Working ER/ICU for 4 decades, half of it in the New Orleans area, I've seen the end results of way too many GSW's,
Sometimes the heart and solid head wounds were brought to us to pronounce, sometimes they to some degree survived, sometimes the Coroner pronounced them in the field.
Human beings are tough, very resilient, unpredictable. But like what Hambo said, those are very effective shots.
There's no magic, just placement and penetration, often enough.
To that point this is not uncommon.
Or more extreme case:
So basically assume center mass has a higher probability of hitting something vital and likely don’t take more time trying to pinpoint the aorta. If you have that kind of time, then spine or head is a less variable anatomic target.
"THE ONLY RELIABLE WAY TO STOP THE AGGRESSION OF A FEARLESS ASSAILANT IS TO DISRUPT HIS VITAL BODY STRUCTURES. This fact has proven itself both on the military and urban battlefields. It should come as no surprise to any experienced hunter.
"THE HEART, MAJOR BLOOD VESSELS, AND UPPER PART OF THE SPINE ARE THE VITAL STRUCTURES OF THE TORSO."

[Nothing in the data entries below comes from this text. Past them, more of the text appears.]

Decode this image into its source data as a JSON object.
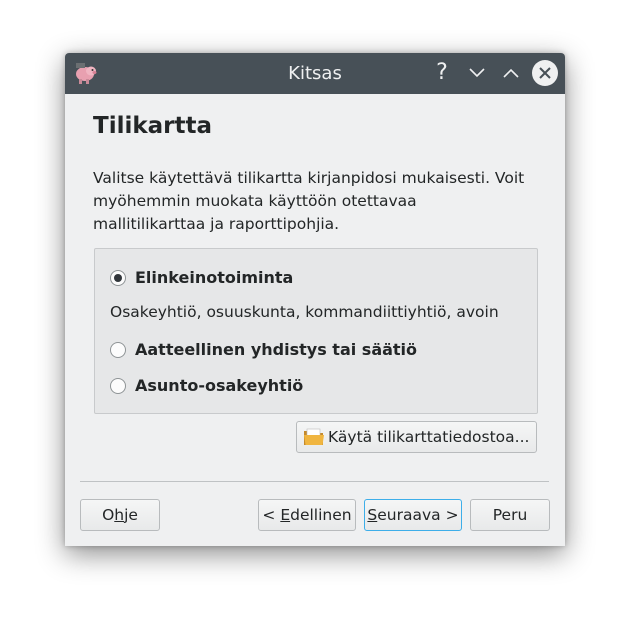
{
  "window": {
    "title": "Kitsas",
    "help_glyph": "?"
  },
  "page": {
    "heading": "Tilikartta",
    "description": "Valitse käytettävä tilikartta kirjanpidosi mukaisesti. Voit myöhemmin muokata käyttöön otettavaa mallitilikarttaa ja raporttipohjia."
  },
  "options": [
    {
      "label": "Elinkeinotoiminta",
      "selected": true,
      "description": "Osakeyhtiö, osuuskunta, kommandiittiyhtiö, avoin"
    },
    {
      "label": "Aatteellinen yhdistys tai säätiö",
      "selected": false
    },
    {
      "label": "Asunto-osakeyhtiö",
      "selected": false
    }
  ],
  "file_button": {
    "label": "Käytä tilikarttatiedostoa...",
    "icon": "folder-open-icon"
  },
  "footer": {
    "help": {
      "pre": "O",
      "mnemonic": "h",
      "post": "je"
    },
    "prev": {
      "pre": "< ",
      "mnemonic": "E",
      "post": "dellinen"
    },
    "next": {
      "pre": "",
      "mnemonic": "S",
      "post": "euraava >"
    },
    "cancel": {
      "pre": "",
      "mnemonic": "",
      "post": "Peru"
    }
  },
  "colors": {
    "titlebar": "#475057",
    "window_bg": "#eff0f1",
    "focus_accent": "#3daee9"
  }
}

--Fackler, Martin L., M.D., "Police Handgun Ammunition Selection", Wound Ballistics Review, Fall 92, pp. 32 - 37.
Click here to read Fackler's paper (pp. 32-37)
As Jeff Cooper said of big game hunting, it is not like the safari movies, where one shot rings out and the charging beast drops at Bwana's feet, the idea is that a hard hit will cause a period of discombobulation, which you use to shoot him again.